Hi -
On 4/15/19 5:56 PM, Christian González wrote:
Am 15.04.19 um 23:15 schrieb Thomas Gummerer:
This sounds roughly like what Barret Rhoden (added to Cc) has been
working on. I haven't followed that patch series in detail, but you
can have a look at it atthe latest iteration at
https://public-inbox.org/git/20190410162409.117264-1-brho@xxxxxxxxxx/.
As far as I can see this is an "automagic" way of creating those "blame
skips" - which can be easier in some way, but until it works "perfect"
It is prone to produce problems IMHO.
The git history is a "document" that _has_ not to be changed by design.

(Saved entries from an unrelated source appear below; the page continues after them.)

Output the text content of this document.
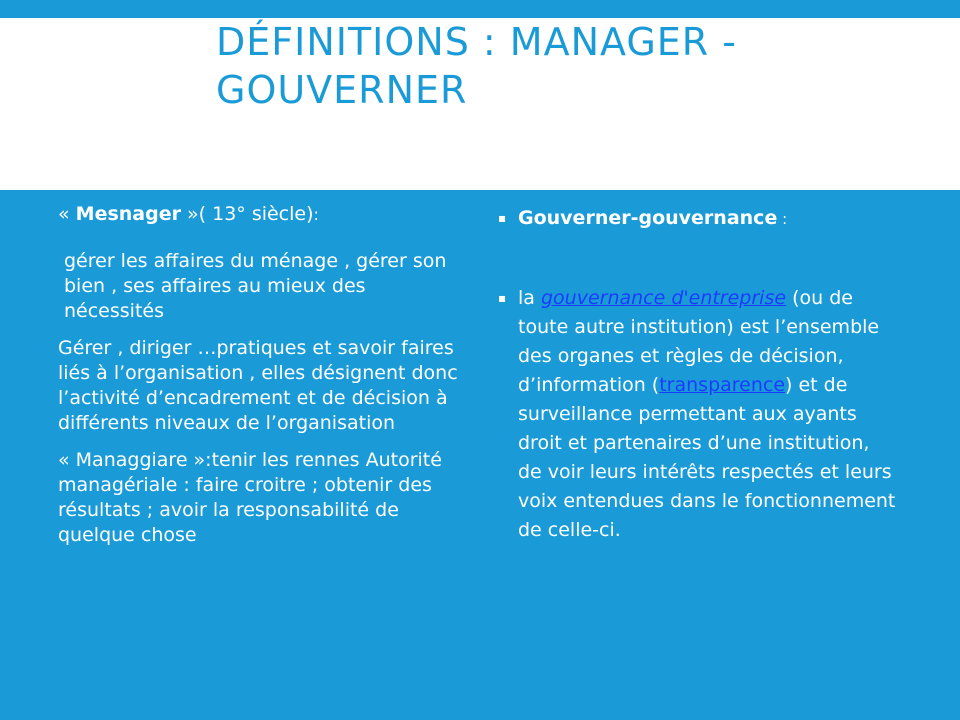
DÉFINITIONS : MANAGER - GOUVERNER

« Mesnager »( 13° siècle):

gérer les affaires du ménage , gérer son bien , ses affaires au mieux des nécessités

Gérer , diriger …pratiques et savoir faires liés à l’organisation , elles désignent donc l’activité d’encadrement et de décision à différents niveaux de l’organisation

« Managgiare »:tenir les rennes Autorité managériale : faire croitre ; obtenir des résultats ; avoir la responsabilité de quelque chose

▪ Gouverner-gouvernance :
▪ la gouvernance d'entreprise (ou de toute autre institution) est l’ensemble des organes et règles de décision, d’information (transparence) et de surveillance permettant aux ayants droit et partenaires d’une institution, de voir leurs intérêts respectés et leurs voix entendues dans le fonctionnement de celle-ci.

So if this "heuristic" produces a wrong result, it's kind of
unpredictable what was wrong.
I think it would be MUCH easier to mark chunks or whole commits as "not
important" explicitly - by using a file.
I think there's a slight misunderstanding. In the patchset that Michael
and I are working on, the user specifies whole commits explicitly. This
is usually done with a file, but can also be done from the command line
for "one-off" ignored commits. That sounds like what you want.
The heuristics come in when we try to pass blame for specific *lines*
that an ignored commit touched. We pass the blame to the parent commit,
but we also want to match the lines to a specific line in the parent
commit. That way we can find the 'right' ancestor commmit. We're not
able to always identify the 'right' commit, hence the heuristics.